The need for calm
“It’s a mad world!” goes the song. Actually, the world isn’t crazy. We are. The human race, that is. All the problems in the world have been created by people or, rather, human minds. And all our creations – good, bad or indifferent – start in the mind. For the mind to be clear, it must be calm.
Especially at this time of year, it is easy for the mind to go into overdrive and, if we are not careful, we can end up exhausted. We might (frequently, perhaps!) experience the stop-the-world-I-want-to-get-off type of feeling. That is a strong signal that the mind needs to pause.
Three easy steps
There are three simple steps that can help restore equilibrium:
- Stop – just pause whatever you are doing for a few moments
- Breathe in – feel the abdomen move as you inhale
- Breathe out – and let your tension go
The breath is like a bridge between the body and the mind. If the mind is agitated, the breathing tends to be shallower and faster and the body is in a state of increased tension. Conversely, we know from experience that when the mind is calm, the breath tends to be slower and smoother. If we can train ourselves to be aware of this rhythm, we begin to have greater awareness of our body and our emotional and mental reactions. It is a common technique to be aware of the breath during meditation but the development of mindfulness extends this practice into activity, which of course is more difficult because we have to engage the mind in actions as well as the breath. The rewards, however, are truly life-changing.

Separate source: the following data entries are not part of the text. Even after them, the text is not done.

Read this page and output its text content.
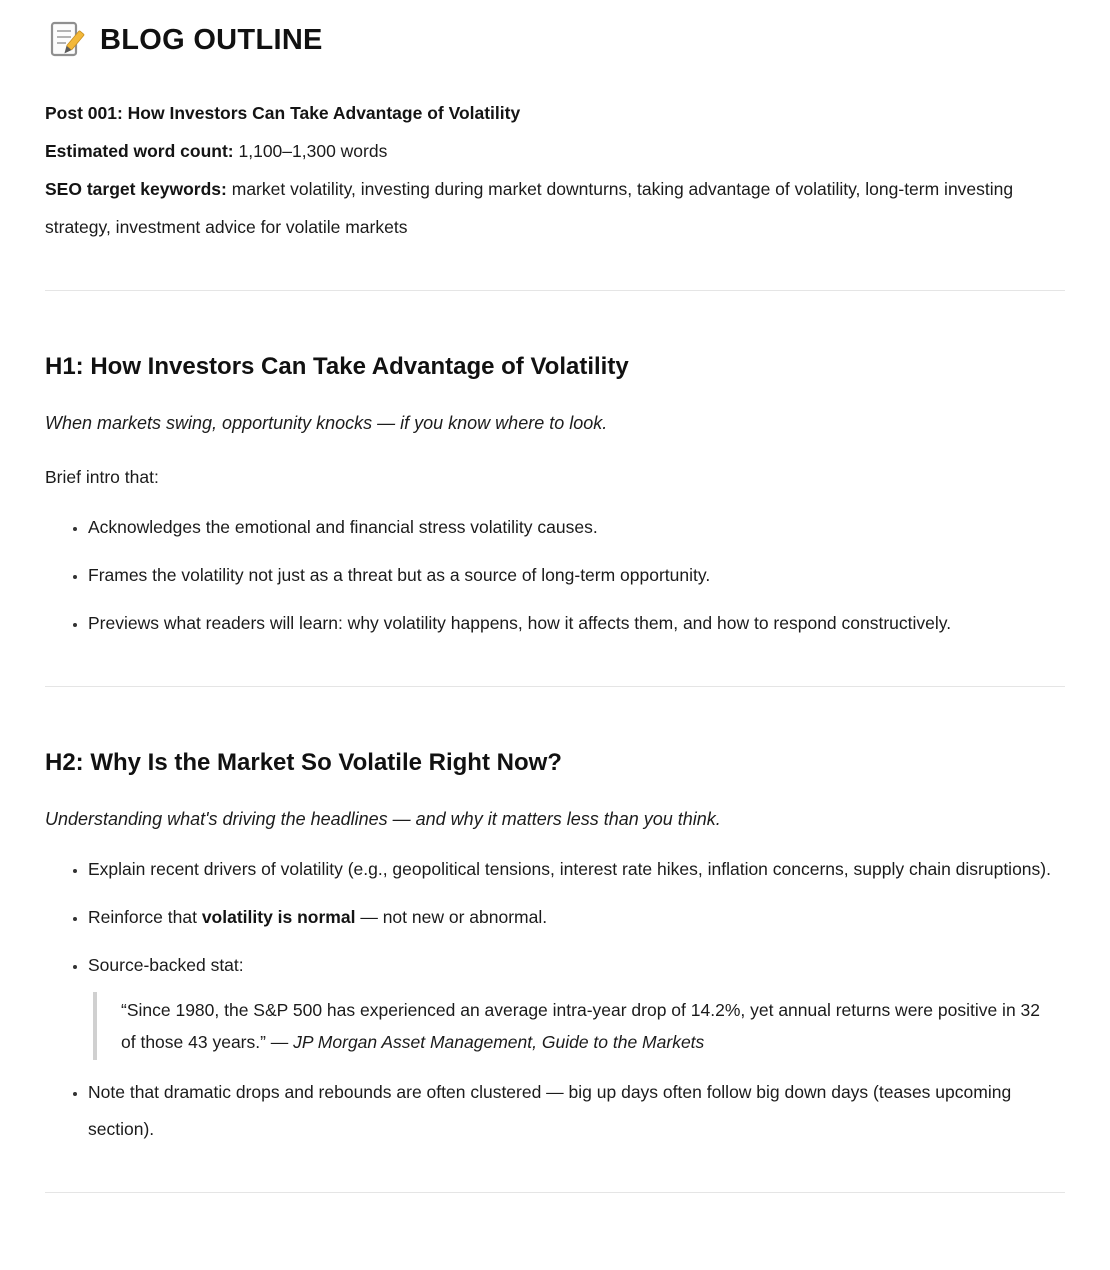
BLOG OUTLINE

Post 001: How Investors Can Take Advantage of Volatility

Estimated word count: 1,100–1,300 words

SEO target keywords: market volatility, investing during market downturns, taking advantage of volatility, long-term investing strategy, investment advice for volatile markets

H1: How Investors Can Take Advantage of Volatility

When markets swing, opportunity knocks — if you know where to look.

Brief intro that:

• Acknowledges the emotional and financial stress volatility causes.
• Frames the volatility not just as a threat but as a source of long-term opportunity.
• Previews what readers will learn: why volatility happens, how it affects them, and how to respond constructively.
H2: Why Is the Market So Volatile Right Now?

Understanding what's driving the headlines — and why it matters less than you think.

• Explain recent drivers of volatility (e.g., geopolitical tensions, interest rate hikes, inflation concerns, supply chain disruptions).
• Reinforce that volatility is normal — not new or abnormal.
• Source-backed stat:
“Since 1980, the S&P 500 has experienced an average intra-year drop of 14.2%, yet annual returns were positive in 32 of those 43 years.” — JP Morgan Asset Management, Guide to the Markets
• Note that dramatic drops and rebounds are often clustered — big up days often follow big down days (teases upcoming section).
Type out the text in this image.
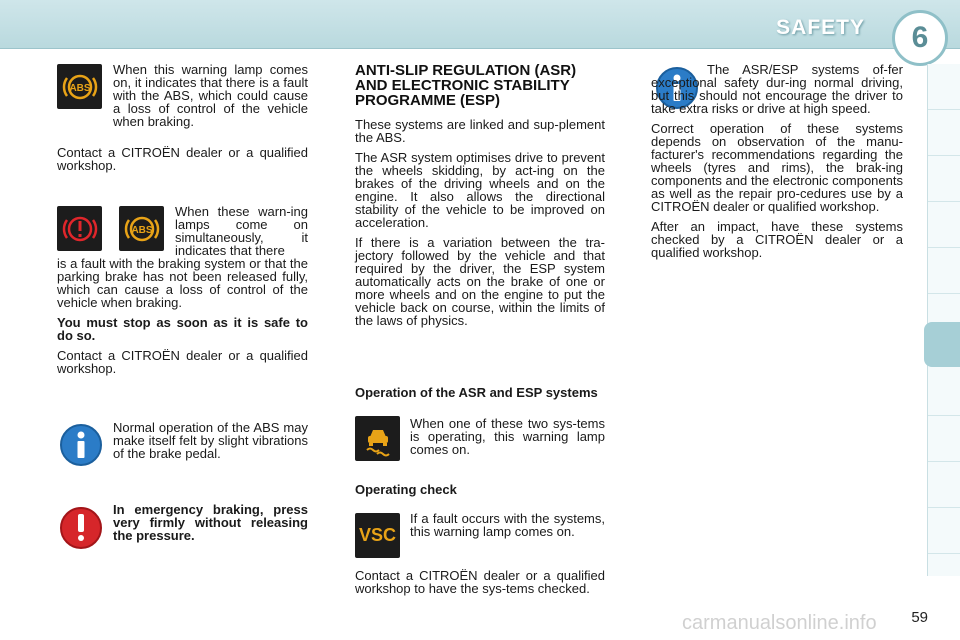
SAFETY	6
ABS

When this warning lamp comes on, it indicates that there is a fault with the ABS, which could cause a loss of control of the vehicle when braking.

Contact a CITROËN dealer or a qualified workshop.

ABS

When these warn-ing lamps come on simultaneously, it indicates that there

is a fault with the braking system or that the parking brake has not been released fully, which can cause a loss of control of the vehicle when braking.

You must stop as soon as it is safe to do so.

Contact a CITROËN dealer or a qualified workshop.

Normal operation of the ABS may make itself felt by slight vibrations of the brake pedal.

In emergency braking, press very firmly without releasing the pressure.

ANTI-SLIP REGULATION (ASR) AND ELECTRONIC STABILITY PROGRAMME (ESP)

These systems are linked and sup-plement the ABS.

The ASR system optimises drive to prevent the wheels skidding, by act-ing on the brakes of the driving wheels and on the engine. It also allows the directional stability of the vehicle to be improved on acceleration.

If there is a variation between the tra-jectory followed by the vehicle and that required by the driver, the ESP system automatically acts on the brake of one or more wheels and on the engine to put the vehicle back on course, within the limits of the laws of physics.

Operation of the ASR and ESP systems

When one of these two sys-tems is operating, this warning lamp comes on.

Operating check
VSC

If a fault occurs with the systems, this warning lamp comes on.

Contact a CITROËN dealer or a qualified workshop to have the sys-tems checked.

The ASR/ESP systems of-fer exceptional safety dur-ing normal driving, but this should not encourage the driver to take extra risks or drive at high speed.

Correct operation of these systems depends on observation of the manu-facturer's recommendations regarding the wheels (tyres and rims), the brak-ing components and the electronic components as well as the repair pro-cedures use by a CITROËN dealer or qualified workshop.

After an impact, have these systems checked by a CITROËN dealer or a qualified workshop.

carmanualsonline.info 59
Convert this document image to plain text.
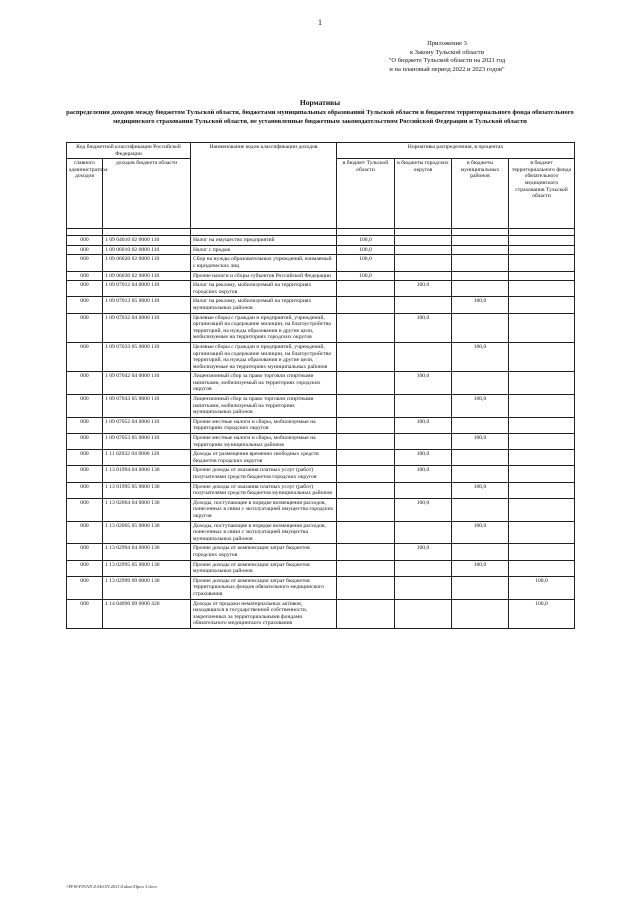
1
Приложение 3
к Закону Тульской области
"О бюджете Тульской области на 2021 год
и на плановый период 2022 и 2023 годов"
Нормативы
распределения доходов между бюджетом Тульской области, бюджетами муниципальных образований Тульской области и бюджетом территориального фонда обязательного медицинского страхования Тульской области, не установленные бюджетным законодательством Российской Федерации и Тульской области
Код бюджетной классификации Российской Федерации		Наименование кодов классификации доходов	Нормативы распределения, в процентах			
главного администратора доходов	доходов бюджета области		в бюджет Тульской области	в бюджеты городских округов	в бюджеты муниципальных районов	в бюджет территориального фонда обязательного медицинского страхования Тульской области

000	1 09 04010 02 0000 110	Налог на имущество предприятий	100,0			
000	1 09 06010 02 0000 110	Налог с продаж	100,0			
000	1 09 06020 02 0000 110	Сбор на нужды образовательных учреждений, взимаемый с юридических лиц	100,0			
000	1 09 06030 02 0000 110	Прочие налоги и сборы субъектов Российской Федерации	100,0			
000	1 09 07012 04 0000 110	Налог на рекламу, мобилизуемый на территориях городских округов		100,0		
000	1 09 07013 05 0000 110	Налог на рекламу, мобилизуемый на территориях муниципальных районов			100,0	
000	1 09 07032 04 0000 110	Целевые сборы с граждан и предприятий, учреждений, организаций на содержание милиции, на благоустройство территорий, на нужды образования и другие цели, мобилизуемые на территориях городских округов		100,0		
000	1 09 07033 05 0000 110	Целевые сборы с граждан и предприятий, учреждений, организаций на содержание милиции, на благоустройство территорий, на нужды образования и другие цели, мобилизуемые на территориях муниципальных районов			100,0	
000	1 09 07042 04 0000 110	Лицензионный сбор за право торговли спиртными напитками, мобилизуемый на территориях городских округов		100,0		
000	1 09 07043 05 0000 110	Лицензионный сбор за право торговли спиртными напитками, мобилизуемый на территориях муниципальных районов			100,0	
000	1 09 07052 04 0000 110	Прочие местные налоги и сборы, мобилизуемые на территориях городских округов		100,0		
000	1 09 07053 05 0000 110	Прочие местные налоги и сборы, мобилизуемые на территориях муниципальных районов			100,0	
000	1 11 02032 04 0000 120	Доходы от размещения временно свободных средств бюджетов городских округов		100,0		
000	1 13 01994 04 0000 130	Прочие доходы от оказания платных услуг (работ) получателями средств бюджетов городских округов		100,0		
000	1 13 01995 05 0000 130	Прочие доходы от оказания платных услуг (работ) получателями средств бюджетов муниципальных районов			100,0	
000	1 13 02064 04 0000 130	Доходы, поступающие в порядке возмещения расходов, понесенных в связи с эксплуатацией имущества городских округов		100,0		
000	1 13 02065 05 0000 130	Доходы, поступающие в порядке возмещения расходов, понесенных в связи с эксплуатацией имущества муниципальных районов			100,0	
000	1 13 02994 04 0000 130	Прочие доходы от компенсации затрат бюджетов городских округов		100,0		
000	1 13 02995 05 0000 130	Прочие доходы от компенсации затрат бюджетов муниципальных районов			100,0	
000	1 13 02999 09 0000 130	Прочие доходы от компенсации затрат бюджетов территориальных фондов обязательного медицинского страхования				100,0
000	1 14 04090 09 0000 420	Доходы от продажи нематериальных активов, находящихся в государственной собственности, закрепленных за территориальными фондами обязательного медицинского страхования				100,0
\\PFIS\FINAN\ZAKON\2021\Zakon\Прил 3.docx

Awareness of breath acts like an anchor. An anchored boat stays where it is even if the wind is strong and the waves and currents of the sea are running wild. Without the anchor, the boat is tossed around and is prey to the whims of the sea. Our minds are very much like that. Without some form of stability, the mind is drawn into endless distractions and is subject to the surges of our emotions, which can often sow the seeds for unpleasant effects later on. They also waste precious energy. Being aware of the gentle movement of the abdomen as we breathe is easy and has the effect of slowing the mind down and of centring the body’s energy at the same time.